Giriş

60 6 6
                                    


Diyarbakır 2007

Günlerden pazartesiydi . Nil 'in en nefret ettiği gün. Diyarbakır en sıcak günlerini yaşıyordu. Okuldan çıkan Nil çantasının ağırlığından yavaş adımlarla eve doğru  yürüyorken önüne çıkan siyah bir arabanın korna sesi ile olduğu yerde duraksadı . Siyah filmli cam indirildiğinde karşısında gördüğü kişi ile dudaklarına bir gülümseme yerleşti. Gelen üst komşularının , aile dostlarının oğluydu.

"Naber ufaklık ?" Dedi.

"Bu sıcakta erimeden eve gidebilirsem iyi olacağım cihan abi ." diye yanıtladı.

"İyi haber o zaman erimeden eve götüreyim seni ."

"Zahmet olmasın." diye kızardığında şöyle bir cevap aldı .                                                    " Ne zahmeti ufaklık bende eve gidiyorum zaten."
Nil kafasını sallayarak arabaya doğru ilerledi çantasını arka koltuğa koyduktan sonra ön koltuğa yerleşti.

"Yaşın yetiyor mu ön koltuğa?" diye yersiz bir espiri yapmıştı.

"Yetiyor cihan abi on beş yaş ve üstü kişiler için oldukça yasal devam edebiliriz." diyerek eliyle yolu işaret etti Nil.

"Tam sınırdasın yani o da güzelmiş." dedi  alay edercesine.
Nil gözlerini devirmekle yetindi.
Cihan uzanıp radyodan bir türkü açtı.

'Kışlalar doldu bugün
Doldu boşaldı bugün
Gel kardaş görüşelim
Ayrılık oldu bugün-
-Urfa'nın bu beşir-i hoyratını da
Neriman Altındağ Tüfekçi'den dinleyeceksiniz'

Diyerek türküyle mırıldanmaya başladı. Nil hayran gözler ile cihana bakıyordu. Küçüklükten beri hayrandı cihana . Gözleri , gülüşü , sesi herşeyi büyülerdi onu.

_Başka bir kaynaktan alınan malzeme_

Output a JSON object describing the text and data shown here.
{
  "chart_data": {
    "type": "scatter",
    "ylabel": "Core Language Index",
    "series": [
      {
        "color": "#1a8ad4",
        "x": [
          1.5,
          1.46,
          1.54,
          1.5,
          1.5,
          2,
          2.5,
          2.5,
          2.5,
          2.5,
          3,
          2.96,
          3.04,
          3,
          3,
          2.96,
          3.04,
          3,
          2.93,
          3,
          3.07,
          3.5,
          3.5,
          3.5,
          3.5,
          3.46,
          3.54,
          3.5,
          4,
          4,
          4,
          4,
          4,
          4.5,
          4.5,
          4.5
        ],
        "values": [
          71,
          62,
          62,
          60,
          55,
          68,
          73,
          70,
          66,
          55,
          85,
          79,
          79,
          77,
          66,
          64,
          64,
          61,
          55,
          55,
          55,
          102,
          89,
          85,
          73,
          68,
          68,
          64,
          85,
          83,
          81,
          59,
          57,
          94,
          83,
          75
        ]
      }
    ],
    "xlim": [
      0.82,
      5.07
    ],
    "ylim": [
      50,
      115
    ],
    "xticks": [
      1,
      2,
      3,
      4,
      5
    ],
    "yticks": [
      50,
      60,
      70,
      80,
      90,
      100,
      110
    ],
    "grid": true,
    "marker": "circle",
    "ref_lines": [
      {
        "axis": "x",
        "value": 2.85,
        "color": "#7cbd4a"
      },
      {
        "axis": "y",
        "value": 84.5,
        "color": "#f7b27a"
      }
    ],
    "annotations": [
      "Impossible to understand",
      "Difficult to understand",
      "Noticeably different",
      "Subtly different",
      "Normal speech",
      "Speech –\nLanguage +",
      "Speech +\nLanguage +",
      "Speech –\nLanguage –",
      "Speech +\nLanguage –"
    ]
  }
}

Ama işte tek problemi aralarındaki yaştı. Nil on beş yaşında liseye giden küçük bir kızdı . cihan ise yirmi yaşında asker , yiğit bir  delikanlıydı.

'Kışlalar doldu bugün
Doldu boşaldı bugün
Gel kardaş görüşelim
Ayrılık oldu bugün

Yâr elinden vah vah yâ yâr yâr
Geceler yârim oldu
Ağlayım ağlamak kârım oldu
Her dertten yıkılmazdım
Nazlım sebebim zalım oldu
Hayın elinden vah vah yâr yâr yâr'

diyerek devam ediyordu türküye. Nil sesli bir iç çekti.

"Hayırdır velet niye dertlendin birden bire ?" diye sorunca nilin  eli ayağı birbirine dolandı.

"Ben mi ? Yok dertlenmedim ben ." diye çıkıştı. Cihan kahkaha atarken  o güzel gamzesini bahşetti . "Var sende bir haller . Yoksa birisine aşık mı oldun ?" dediğinde Nil sertçe yutkundu .

"N-ne alakası var ?" dedi kekeleyerek.

"Bak abin ayının tekidir ondan korkuyor söyleyemiyorsan bana söyleyebilirsin söylemem abine ."

"Aslında birisi var . Ama ne yapacağımı bilmiyorum." dedi kafasını ellerinin arasına sıkıştırırken. cihanın kafası hemen nile döndü. Bu kadar hızlı dökülmesini beklemiyordu.

"Bak sen şu işe. Tanıyor muyuz peki biz?"

"Çok yakından ." dediğinde cihanın kaşları havalandı.

"Seviyorum onu  ama o beni seviyor mu bilmiyorum." Dedi Nil gözlerini kaçırarak camdan dışarı bakmayı tercih etti .

"Seviyordur canım neden sevmesin ?" dedi cihan.

"Tek sorun oda değil . Aramızda yaş farkı çok fazla." dediğinde cihan düşünmeye başladı.

"Bu bir sorun teşkil etmiyor . Aşkın yaşı yoktur derler velet. Sana şunu söylüyorum ki eğer seviyorsan git ona hislerini söyle , kendini belli et. Erkekler cesur kadınlardan hoşlanır. Eğer senden hoşlanmıyorsa bile bu hareketinden sonra abayı yakacaktır." Göz kırparak önüne döndü.